The spatial and non-spatial models cannot be compared directly because of the default likelihood approximation used by SAS PROC GLIMMIX for random (spatial) effects models. Therefore we attempted to rerun the final models on a more powerful LINUX PC to obtain exact likelihood results. The local neighborhood spatial models did not converge, required more computer memory than was available or produced an invalid variance/covariance matrix. The zip code threshold models did converge using adaptive quadrature integral approximation methods. Because of the computational difficulties in optimizing the exact likelihoods, particularly for the larger LA sample, the results in this paper are the pseudo-likelihood (Restricted Maximum Likelihood) results, unless otherwise specified.
The computational difficulties involved in estimating parameters in models where the variances/covariances are unknown, as is the case for spatial models, are well documented [[
43], Chapter 9]. Inclusion of random effects or the need to estimate the covariance parameters requires use of an iterative estimation procedure, i.e., there is no exact solution to the optimization equations.
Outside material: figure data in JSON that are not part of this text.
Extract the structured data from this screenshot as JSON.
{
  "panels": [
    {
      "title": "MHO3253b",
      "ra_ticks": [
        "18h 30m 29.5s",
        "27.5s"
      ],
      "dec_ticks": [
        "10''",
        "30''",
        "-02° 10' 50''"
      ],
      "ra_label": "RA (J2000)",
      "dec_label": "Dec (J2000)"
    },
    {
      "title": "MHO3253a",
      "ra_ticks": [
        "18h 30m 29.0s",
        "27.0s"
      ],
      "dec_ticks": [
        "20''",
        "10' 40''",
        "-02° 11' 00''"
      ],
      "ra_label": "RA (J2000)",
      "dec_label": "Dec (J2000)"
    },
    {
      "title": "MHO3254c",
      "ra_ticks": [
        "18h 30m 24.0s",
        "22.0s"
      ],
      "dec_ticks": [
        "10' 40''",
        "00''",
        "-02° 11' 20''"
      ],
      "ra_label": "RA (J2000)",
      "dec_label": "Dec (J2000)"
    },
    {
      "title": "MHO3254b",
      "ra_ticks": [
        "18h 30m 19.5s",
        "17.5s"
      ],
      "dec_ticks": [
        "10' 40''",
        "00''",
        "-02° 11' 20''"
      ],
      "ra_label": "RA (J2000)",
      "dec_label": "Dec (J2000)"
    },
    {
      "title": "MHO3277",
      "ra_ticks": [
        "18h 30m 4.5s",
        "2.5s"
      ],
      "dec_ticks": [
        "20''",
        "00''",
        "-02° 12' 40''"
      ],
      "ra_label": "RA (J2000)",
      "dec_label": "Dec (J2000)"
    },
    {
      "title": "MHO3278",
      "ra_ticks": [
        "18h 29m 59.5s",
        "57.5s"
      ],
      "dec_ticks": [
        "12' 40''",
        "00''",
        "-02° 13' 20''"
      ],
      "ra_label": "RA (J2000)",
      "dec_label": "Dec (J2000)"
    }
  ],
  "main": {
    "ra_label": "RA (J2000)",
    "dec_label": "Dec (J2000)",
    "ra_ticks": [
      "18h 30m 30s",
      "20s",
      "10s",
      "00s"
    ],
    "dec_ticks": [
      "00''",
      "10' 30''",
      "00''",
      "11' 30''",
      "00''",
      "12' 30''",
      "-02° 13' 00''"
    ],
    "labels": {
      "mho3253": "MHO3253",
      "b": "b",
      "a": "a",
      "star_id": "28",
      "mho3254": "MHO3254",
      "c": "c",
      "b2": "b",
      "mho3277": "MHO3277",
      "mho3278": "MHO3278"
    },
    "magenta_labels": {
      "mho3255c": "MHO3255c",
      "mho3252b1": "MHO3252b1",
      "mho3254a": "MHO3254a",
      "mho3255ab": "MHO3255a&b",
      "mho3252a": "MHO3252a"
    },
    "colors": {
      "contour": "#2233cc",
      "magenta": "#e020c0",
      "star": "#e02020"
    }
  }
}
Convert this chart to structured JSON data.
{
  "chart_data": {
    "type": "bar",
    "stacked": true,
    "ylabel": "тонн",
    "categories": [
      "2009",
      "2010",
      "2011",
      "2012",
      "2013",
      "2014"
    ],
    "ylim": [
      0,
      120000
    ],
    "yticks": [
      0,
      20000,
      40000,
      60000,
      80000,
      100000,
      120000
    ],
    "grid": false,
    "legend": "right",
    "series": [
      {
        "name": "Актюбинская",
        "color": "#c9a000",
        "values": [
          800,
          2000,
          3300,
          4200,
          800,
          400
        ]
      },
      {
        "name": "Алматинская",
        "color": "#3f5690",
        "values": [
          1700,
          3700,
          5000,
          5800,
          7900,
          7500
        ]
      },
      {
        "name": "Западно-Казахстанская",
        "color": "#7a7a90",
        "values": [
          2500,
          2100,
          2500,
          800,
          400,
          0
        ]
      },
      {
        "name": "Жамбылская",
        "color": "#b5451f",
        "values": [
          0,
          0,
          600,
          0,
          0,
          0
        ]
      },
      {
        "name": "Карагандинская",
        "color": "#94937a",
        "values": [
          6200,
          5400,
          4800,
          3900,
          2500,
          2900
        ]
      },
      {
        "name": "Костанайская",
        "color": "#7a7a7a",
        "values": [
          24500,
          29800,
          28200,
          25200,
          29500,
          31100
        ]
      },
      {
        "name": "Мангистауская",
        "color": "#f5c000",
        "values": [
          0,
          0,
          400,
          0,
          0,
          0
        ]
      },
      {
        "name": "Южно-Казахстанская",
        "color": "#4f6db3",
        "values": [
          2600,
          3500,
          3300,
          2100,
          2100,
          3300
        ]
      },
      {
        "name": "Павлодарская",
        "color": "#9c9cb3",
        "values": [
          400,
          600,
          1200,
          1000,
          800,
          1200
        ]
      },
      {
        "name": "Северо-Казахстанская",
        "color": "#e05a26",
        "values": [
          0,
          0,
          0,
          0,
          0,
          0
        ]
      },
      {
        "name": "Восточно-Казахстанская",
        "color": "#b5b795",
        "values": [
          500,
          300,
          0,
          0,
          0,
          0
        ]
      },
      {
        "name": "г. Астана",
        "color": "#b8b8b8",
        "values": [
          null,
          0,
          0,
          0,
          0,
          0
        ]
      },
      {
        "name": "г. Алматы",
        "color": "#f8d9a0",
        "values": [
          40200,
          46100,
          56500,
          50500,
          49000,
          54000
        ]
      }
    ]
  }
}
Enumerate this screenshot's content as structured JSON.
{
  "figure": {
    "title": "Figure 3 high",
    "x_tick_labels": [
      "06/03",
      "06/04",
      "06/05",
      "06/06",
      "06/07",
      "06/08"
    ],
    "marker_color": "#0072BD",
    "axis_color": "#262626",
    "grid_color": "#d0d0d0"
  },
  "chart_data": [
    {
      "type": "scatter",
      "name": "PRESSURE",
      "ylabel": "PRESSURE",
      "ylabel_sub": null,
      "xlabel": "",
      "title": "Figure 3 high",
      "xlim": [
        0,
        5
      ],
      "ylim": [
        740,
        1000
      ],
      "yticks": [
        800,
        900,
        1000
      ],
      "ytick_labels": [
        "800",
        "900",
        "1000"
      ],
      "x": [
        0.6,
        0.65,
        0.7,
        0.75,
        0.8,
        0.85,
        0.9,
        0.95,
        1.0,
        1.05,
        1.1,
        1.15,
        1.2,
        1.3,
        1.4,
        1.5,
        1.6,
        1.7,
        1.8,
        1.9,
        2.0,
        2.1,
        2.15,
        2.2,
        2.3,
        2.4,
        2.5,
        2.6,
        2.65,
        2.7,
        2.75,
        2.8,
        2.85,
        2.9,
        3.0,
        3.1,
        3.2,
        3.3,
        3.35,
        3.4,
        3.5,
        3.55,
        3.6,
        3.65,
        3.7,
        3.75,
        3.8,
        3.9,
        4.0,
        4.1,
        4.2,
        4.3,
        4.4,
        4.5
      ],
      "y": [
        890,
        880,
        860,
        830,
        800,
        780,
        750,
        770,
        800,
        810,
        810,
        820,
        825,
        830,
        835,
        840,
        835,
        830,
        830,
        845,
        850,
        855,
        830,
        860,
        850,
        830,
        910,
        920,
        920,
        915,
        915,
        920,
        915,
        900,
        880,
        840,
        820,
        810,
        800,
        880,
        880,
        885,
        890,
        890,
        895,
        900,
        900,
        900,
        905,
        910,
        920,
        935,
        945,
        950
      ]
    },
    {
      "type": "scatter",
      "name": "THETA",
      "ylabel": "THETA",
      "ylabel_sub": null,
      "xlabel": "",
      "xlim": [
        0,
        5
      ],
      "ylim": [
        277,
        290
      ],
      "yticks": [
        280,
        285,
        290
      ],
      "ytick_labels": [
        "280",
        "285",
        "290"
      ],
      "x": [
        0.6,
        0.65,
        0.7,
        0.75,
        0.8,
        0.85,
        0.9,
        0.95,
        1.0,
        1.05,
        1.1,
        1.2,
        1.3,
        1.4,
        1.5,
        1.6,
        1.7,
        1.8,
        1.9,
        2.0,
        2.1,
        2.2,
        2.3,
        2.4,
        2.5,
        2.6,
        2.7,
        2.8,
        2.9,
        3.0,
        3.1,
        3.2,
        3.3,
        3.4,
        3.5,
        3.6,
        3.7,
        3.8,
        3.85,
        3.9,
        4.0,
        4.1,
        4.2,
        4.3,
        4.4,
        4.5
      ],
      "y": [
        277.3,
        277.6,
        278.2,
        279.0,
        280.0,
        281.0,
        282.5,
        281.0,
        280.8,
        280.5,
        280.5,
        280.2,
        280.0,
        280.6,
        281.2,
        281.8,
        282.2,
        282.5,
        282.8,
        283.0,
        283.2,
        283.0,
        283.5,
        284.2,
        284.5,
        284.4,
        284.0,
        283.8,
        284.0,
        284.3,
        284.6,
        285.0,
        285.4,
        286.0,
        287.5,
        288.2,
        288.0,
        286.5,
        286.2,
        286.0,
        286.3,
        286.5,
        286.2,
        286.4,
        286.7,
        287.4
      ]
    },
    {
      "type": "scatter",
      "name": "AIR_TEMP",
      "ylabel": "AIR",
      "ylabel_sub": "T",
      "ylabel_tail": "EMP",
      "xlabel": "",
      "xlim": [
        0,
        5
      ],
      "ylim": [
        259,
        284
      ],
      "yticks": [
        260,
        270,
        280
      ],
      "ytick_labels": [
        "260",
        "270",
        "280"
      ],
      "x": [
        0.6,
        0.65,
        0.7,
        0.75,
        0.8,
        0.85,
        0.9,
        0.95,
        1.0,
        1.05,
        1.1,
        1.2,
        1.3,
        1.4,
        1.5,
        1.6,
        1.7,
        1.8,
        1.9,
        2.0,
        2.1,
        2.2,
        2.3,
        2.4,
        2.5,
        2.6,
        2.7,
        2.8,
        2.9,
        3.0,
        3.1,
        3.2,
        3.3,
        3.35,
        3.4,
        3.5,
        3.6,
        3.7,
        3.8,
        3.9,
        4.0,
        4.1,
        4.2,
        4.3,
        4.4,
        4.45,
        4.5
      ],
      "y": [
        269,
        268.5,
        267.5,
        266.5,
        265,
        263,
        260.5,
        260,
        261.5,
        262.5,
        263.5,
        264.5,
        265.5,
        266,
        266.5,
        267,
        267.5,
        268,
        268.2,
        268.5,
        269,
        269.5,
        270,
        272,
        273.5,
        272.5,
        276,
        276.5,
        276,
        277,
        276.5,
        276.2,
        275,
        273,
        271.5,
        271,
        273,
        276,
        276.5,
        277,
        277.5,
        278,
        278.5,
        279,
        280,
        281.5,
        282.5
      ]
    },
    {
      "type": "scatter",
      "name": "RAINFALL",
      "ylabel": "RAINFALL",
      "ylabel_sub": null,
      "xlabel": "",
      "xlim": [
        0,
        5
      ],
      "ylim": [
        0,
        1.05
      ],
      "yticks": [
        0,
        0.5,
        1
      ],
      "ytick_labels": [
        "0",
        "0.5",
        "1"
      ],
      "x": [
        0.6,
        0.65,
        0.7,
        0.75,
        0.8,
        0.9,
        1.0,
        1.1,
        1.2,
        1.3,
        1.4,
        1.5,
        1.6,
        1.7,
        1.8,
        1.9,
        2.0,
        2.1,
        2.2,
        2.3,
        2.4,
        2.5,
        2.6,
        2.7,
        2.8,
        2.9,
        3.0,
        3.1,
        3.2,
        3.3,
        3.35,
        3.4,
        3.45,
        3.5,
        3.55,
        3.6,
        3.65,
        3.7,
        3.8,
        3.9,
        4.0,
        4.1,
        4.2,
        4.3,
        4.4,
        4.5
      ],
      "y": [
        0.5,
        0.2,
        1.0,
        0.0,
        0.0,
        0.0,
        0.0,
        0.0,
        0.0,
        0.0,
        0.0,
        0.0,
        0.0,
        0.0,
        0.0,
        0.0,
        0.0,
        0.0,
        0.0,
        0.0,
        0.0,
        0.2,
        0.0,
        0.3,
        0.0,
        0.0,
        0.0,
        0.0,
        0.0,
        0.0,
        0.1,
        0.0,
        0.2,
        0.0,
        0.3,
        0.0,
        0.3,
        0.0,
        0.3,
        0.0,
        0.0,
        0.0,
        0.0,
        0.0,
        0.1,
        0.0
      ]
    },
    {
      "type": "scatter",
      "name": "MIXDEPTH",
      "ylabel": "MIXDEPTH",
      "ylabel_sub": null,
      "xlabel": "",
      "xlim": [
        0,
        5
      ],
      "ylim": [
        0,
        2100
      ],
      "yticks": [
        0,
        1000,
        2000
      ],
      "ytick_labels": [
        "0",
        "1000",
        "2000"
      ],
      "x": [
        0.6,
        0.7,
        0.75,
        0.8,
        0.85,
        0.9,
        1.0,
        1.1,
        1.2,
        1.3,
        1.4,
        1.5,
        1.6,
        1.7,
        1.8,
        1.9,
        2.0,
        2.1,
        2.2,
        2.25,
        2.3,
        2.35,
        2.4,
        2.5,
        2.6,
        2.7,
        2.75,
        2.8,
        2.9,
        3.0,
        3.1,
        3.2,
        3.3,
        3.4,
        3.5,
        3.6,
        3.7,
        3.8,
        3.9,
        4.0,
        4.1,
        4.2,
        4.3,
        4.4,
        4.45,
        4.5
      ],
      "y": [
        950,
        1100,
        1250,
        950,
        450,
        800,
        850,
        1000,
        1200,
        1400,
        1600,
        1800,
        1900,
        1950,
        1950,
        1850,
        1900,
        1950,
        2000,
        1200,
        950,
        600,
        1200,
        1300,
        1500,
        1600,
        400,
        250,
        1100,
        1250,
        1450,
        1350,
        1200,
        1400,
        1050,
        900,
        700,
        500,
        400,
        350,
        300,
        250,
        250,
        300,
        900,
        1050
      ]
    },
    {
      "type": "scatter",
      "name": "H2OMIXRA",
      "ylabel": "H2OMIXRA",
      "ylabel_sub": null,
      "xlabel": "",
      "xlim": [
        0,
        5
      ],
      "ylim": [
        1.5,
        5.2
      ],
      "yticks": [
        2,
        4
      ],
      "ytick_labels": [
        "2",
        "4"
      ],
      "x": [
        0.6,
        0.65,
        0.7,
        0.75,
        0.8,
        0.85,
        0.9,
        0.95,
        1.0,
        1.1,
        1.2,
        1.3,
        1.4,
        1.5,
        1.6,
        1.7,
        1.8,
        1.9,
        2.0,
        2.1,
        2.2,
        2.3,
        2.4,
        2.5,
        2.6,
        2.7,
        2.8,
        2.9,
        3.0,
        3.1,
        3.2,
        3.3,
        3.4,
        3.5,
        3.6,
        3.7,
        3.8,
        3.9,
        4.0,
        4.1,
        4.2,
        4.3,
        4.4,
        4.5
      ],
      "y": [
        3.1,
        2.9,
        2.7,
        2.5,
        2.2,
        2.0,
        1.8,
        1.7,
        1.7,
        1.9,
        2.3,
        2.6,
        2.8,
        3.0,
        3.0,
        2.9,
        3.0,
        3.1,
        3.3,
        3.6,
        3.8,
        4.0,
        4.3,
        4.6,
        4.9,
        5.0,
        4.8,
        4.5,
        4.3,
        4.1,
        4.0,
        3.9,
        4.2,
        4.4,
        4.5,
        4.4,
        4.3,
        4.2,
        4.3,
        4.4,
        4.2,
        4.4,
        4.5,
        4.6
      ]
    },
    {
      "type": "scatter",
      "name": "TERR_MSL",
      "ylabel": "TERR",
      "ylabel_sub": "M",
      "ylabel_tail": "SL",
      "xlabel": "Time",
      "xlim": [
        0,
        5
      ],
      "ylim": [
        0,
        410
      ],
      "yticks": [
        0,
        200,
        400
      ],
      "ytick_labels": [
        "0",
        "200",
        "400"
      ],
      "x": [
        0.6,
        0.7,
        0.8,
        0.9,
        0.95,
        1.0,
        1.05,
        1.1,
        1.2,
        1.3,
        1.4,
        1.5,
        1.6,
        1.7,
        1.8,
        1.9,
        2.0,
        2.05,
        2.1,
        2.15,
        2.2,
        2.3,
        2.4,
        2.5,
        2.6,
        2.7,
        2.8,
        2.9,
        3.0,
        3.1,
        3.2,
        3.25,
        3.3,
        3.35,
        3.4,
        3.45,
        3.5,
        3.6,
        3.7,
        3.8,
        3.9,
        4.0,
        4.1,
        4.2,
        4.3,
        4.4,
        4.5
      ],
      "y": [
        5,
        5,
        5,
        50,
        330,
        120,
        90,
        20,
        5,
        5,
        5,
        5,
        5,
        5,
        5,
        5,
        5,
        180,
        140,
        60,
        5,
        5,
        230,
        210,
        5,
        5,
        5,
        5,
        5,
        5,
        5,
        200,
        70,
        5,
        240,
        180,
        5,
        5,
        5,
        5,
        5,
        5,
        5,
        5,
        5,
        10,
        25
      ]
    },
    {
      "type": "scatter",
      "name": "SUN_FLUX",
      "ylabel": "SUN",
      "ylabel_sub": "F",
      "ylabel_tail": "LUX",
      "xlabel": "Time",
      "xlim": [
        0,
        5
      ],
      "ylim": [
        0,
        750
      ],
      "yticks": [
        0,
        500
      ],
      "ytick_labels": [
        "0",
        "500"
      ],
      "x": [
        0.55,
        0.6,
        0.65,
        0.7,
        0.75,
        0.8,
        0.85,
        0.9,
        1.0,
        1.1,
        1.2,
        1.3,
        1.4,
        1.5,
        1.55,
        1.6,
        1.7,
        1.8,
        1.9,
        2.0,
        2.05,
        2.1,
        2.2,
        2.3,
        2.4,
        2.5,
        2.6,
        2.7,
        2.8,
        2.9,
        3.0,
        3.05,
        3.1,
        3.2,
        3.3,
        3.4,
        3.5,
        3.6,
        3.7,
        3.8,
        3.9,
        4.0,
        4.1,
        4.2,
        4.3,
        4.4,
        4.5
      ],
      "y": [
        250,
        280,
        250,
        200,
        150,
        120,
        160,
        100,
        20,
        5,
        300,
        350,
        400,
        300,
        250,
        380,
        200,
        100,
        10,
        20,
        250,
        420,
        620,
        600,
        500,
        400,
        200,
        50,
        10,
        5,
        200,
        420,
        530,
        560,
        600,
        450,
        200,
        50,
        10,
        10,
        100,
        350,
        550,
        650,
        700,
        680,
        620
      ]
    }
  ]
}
Assessment of convergence, as reported above, is essential for any of these models, as it gives some assurance that the results are reliable. We addressed this problem by using a well-tested commercial software program [
34] for the iterative parameter estimation process and by screening covariates and their interactions carefully to develop a parsimonious model to improve model stability. Finally, we compared results for several types of models (fixed and random effects, separate and joint propensity and duration models), with several subsets of covariates and at different geographic scales, looking for consistent effects.
The joint model of propensity and duration is complex but allows information about one type of outcome (propensity or duration) to aid in predicting the other, in theory providing a more robust approach than analyses treating propensity and duration separately or simply using logistic regression with zero or zero + low levels of activity as one of the categories in the dependent variable.